Sep 27th, 2021, 02:36 PM

How Sustainability is Redefining Careers in Fashion

By Michelle Doyle
Image credit: Unsplashed
With growing demand for sustainable solutions to social and environmental challenges, opportunities are opening up for meaningful careers in fashion sustainability.

If you have an interest in fighting climate change and advancing human rights, you may want to look to fashion as the next frontier.

The fashion industry is responsible for 10% of global carbon emissions, making it one of the most polluting industries on the planet. It’s also one of the worlds largest employers, with about 1 in 8 people working in fashion and textiles globally. With a growing demand for sustainable solutions to our social and environmental challenges, opportunities are starting to open up for meaningful careers in fashion sustainability.

While the word ‘sustainable’ has become a familiar buzzword, its meaning is complex, and even more so its execution. Essentially, sustainable means meeting our needs without compromising those of future generations. In practice, sustainability encompasses initiatives and actions aimed at the preservation of resources. The four main areas are environmental, human, social, and economic. 

Image credit: Fashion for Good

To understand how this applies within the fashion industry, we can break up these four areas of sustainability into smaller pieces to see how they connect to one another, and how these connections are shaping the future of the job market. There is an advancing web of sustainability methods redefining the fashion industry, cutting across the environmental, social, textile technology and non-profit sectors, just to name a few. This means new opportunities for careers and impact. Let's have a look at what exactly the emerging careers are in this space, and the type of impact they can make on a larger scale.

Let's start with the raw materials. Advancements in technology and research around material production is changing the way clothes are made, whether or not they release microplastics during washing cycles, and their potential to degrade if they reach a landfill. These are the matters that environmental and chemical engineers are creating solutions for. Positions such as Life Cycle Assessment EngineersTextile Engineers, and Agricultural Consultants are beginning to broaden in the fashion industry with increasing demand from designers and brands to redesign textiles for a lower environmental impact.

On the social end of the spectrum, fashion companies are increasingly contacting consultants and NGO’s focused on workers rights and labor policies to develop social sustainability standards across their supply chains. Organizations like Fair Wear and Ethical Trading Initiative  work between brands, networks of NGO’s, trade unions, factories and government officials to establish best practices for ethical trade for companies while supporting workers in negotiating fair rights within their workspace in sourcing countries. If your goal is to address sustainability from a human rights angle, you can find positions in impact teams and business consulting to develop innovative ways of improving working conditions for garment workers. There are also non-profits like Fashion for Good and Sustainable Apparel Coalition who provide a crossroads between connecting designers and brands with education and innovative solutions for environmental practices such as waste reduction, energy solutions, and circular business models, while also addressing workers rights across the supply chain. Positions in organizations like these range from managerial positions  to communications roles, both of which are increasing in demand as non-profits work to expand their networks between innovators in environmental solutions and human rights organizations to provide resources for designers and fashion houses.  
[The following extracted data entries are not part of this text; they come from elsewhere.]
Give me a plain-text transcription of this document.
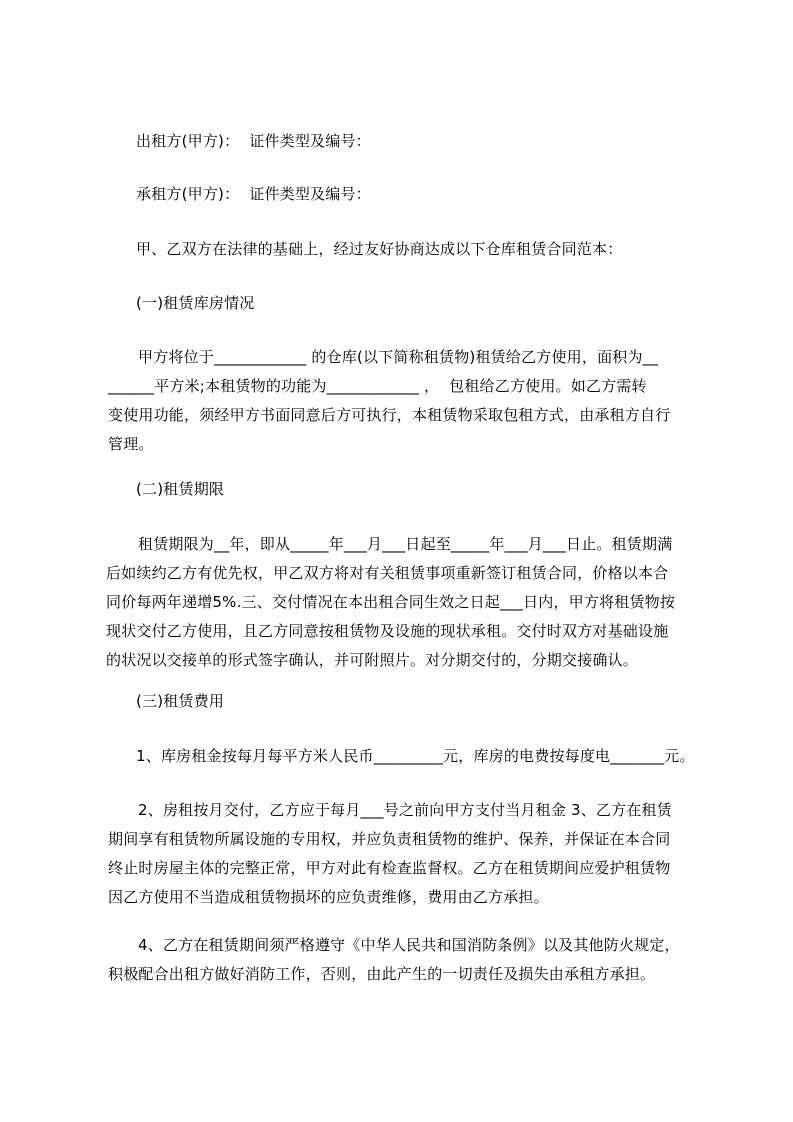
出租方(甲方)：  证件类型及编号：
承租方(甲方)：  证件类型及编号：
甲、乙双方在法律的基础上，经过友好协商达成以下仓库租赁合同范本：
(一)租赁库房情况
甲方将位于____________ 的仓库(以下简称租赁物)租赁给乙方使用，面积为__
______平方米;本租赁物的功能为____________ ，  包租给乙方使用。如乙方需转
变使用功能，须经甲方书面同意后方可执行，本租赁物采取包租方式，由承租方自行
管理。
(二)租赁期限
租赁期限为__年，即从_____年___月___日起至_____年___月___日止。租赁期满
后如续约乙方有优先权，甲乙双方将对有关租赁事项重新签订租赁合同，价格以本合
同价每两年递增5%.三、交付情况在本出租合同生效之日起___日内，甲方将租赁物按
现状交付乙方使用，且乙方同意按租赁物及设施的现状承租。交付时双方对基础设施
的状况以交接单的形式签字确认，并可附照片。对分期交付的，分期交接确认。
(三)租赁费用
1、库房租金按每月每平方米人民币_________元，库房的电费按每度电_______元。
2、房租按月交付，乙方应于每月___号之前向甲方支付当月租金 3、乙方在租赁
期间享有租赁物所属设施的专用权，并应负责租赁物的维护、保养，并保证在本合同
终止时房屋主体的完整正常，甲方对此有检查监督权。乙方在租赁期间应爱护租赁物
因乙方使用不当造成租赁物损坏的应负责维修，费用由乙方承担。
4、乙方在租赁期间须严格遵守《中华人民共和国消防条例》以及其他防火规定，
积极配合出租方做好消防工作，否则，由此产生的一切责任及损失由承租方承担。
Image credit: Fashion for Good

Even though positions within the material and social areas of fashion require specific training and expertise, those looking into corporate responsibility positions (CSR) can benefit from overall knowledge in these areas and how they converge. In larger companies, the need for Sustainability Managers to oversee strategy between raw materials solutions, product innovation, and social impact is growing, and each company will have slightly different needs. Management positions can include Product Innovation Managers, Supply Chain Managers and Sustainable Sourcing Managers.

The role of communications professionals are also expanding within CSR. The responsibility of communication specialists is evolving from getting the message, image, and identity of a brand across, to creating a following and movement around the larger social and environmental causes which a brand aligns themselves with. The responsibility of facilitating dialogue with consumers about the issues they care about, such as transparency and education on sustainability initiatives is expanding communications roles into mediums for education and accountability.

As fashion makes progress with sustainability, the different fields of expertise that create sustainable solutions within the environmental sector, human rights sectors, and technology will increasingly intersect with fashion. As more brands start to adopt collaborative approaches to sustainability, and consumers continue to expect more transparency, the possibilities for the fashion industry to redesign the systems that are causing harm to our planet and people are only beginning to widen. The potential of this space and the opportunities within it, however, are dependent on the demand for sustainable options, which comes down to values-based consumer choices to hold the door open for innovation and keep change trending.